Malicious PDF Challenges
Cyber criminals are constantly evolving newer and newer tricks to bypass security scanners with their malicious creations. In this blog we will review one of these: a challenging PDF obfuscation that we have recently seen in a mass injection.
Our ThreatSeeker Network detected several hundred Web sites injected with an iframe where the payload Web site was located in Ukraine. When a user visits a legitimate Web site which was compromised by this threat, the browser automatically follows the injected iframe to a malicious site, downloading the PDF file. This then utilizes several vulnerabilities in the PDF viewer, infecting the computer silently which downloads further malware to the machine. Although Websense customers were already protected from this threat by our existing real-time analytics, we found it interesting to analyze the malicious PDF file in detail.

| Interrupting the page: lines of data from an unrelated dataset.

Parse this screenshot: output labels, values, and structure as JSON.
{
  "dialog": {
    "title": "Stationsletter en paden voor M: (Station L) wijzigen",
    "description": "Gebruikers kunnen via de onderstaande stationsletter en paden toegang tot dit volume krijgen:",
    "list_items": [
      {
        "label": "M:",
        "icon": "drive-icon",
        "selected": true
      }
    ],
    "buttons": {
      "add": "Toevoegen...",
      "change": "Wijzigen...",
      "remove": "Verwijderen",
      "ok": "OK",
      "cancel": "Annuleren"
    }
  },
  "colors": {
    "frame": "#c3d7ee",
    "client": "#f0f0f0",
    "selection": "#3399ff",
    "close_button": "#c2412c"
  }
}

The first thing we can see in the PDF file is that it has several small JavaScript streams inside:
In fact these scripts belong together, as the main JavaScript object suggests:
/Names [(42a0e) 12 0 R (140) 14 0 R (57) 16 0 R]

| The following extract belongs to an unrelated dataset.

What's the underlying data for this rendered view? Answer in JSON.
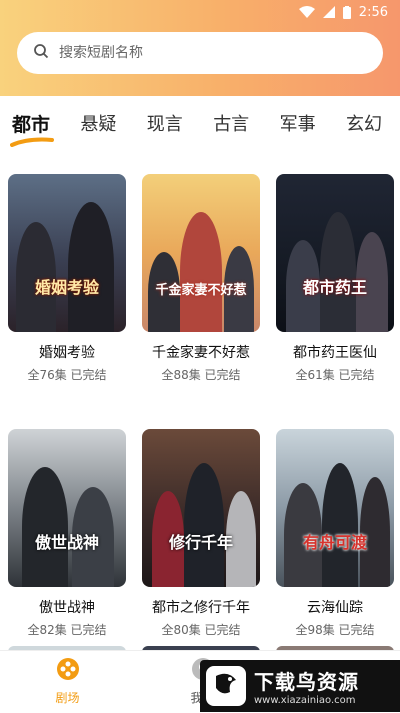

Without too much confusion here we can easily see that there are references to objects 12, 14 and 16. That tells the PDF reader that the content of the JavaScript has been split up into three objects; therefore we need to concatenate them together to see the entire script at once.
After this all we need to do is to tweak the code a bit so it can be analyzed by a human. The steps we have taken were only a few easy modifications, including indenting, otherwise known as beautifying the code. That simple step made the code generally readable but still it was hard to understand how it works - partly because the script was injected with junk code fragments that were irrelevant to the algorithm itself and the only reason the fragments were there was to make the code difficult to read. After removing these, the code shrank to half the size and was much easier to understand. There was only one small final step left: to analyze each of the procedures there and rename obfuscated variable and function names to relevant ones. It only took a few minutes, and the result was this:
From this point we can see the two API calls, getPageNumWords and getPageNthWord. The first one is used to determine the number of words in a PDF page, while the latter one picks up a word from the page. We can clearly see therefore that this JavaScript code makes operations with the words used in the PDF document, but why would it do that?
To understand better we need to examine an another PDF object stream, the page content:
It might look a bit cryptic at first glance, but for the sake of simplicity it is enough to know that it only sends some rendering information to the PDF viewer and then after the 'Td' tag inside the brackets we can see the text content itself. We are interested only in the text, as we do not need to know how it would be displayed. As we can see, it contains loads of short words, each one of which is basically a three or four digit hexadecimal number. The algorithm shown above tells us that it uses only the last two digits from each one of these numbers, so we need only those for a successful de-obfuscation. Also easy to spot in the decoder is that it uses a lightweight decryption routine to get back the clear content of the encrypted stream.
Now that we know enough let's decode it! We ended up revealing this code:
From this point we can clearly see the obvious malicious content. Our malicious PDF sample utilizes several different vulnerabilities which have suffered exploit attempts with a shellcode sprayed all over the heap.
By the time of writing the malicious PDF was detected only by four antivirus products, according to VirusTotal:
The shellcode downloads a trojan which also had a poor detection rate:
As we can see from this example, obfuscation techniques are always changing and bad guys are always challenging our engines. Unlike traditional obfuscation methods, with this one it is not enough just to load a single JavaScript stream from the PDF file: you need all three of them, and even the text content needs to be processed for a full de-obfuscation. Here at Websense Security Labs, therefore, we are constantly monitoring the latest tricks and improving our technologies accordingly to provide the best protection to our customers.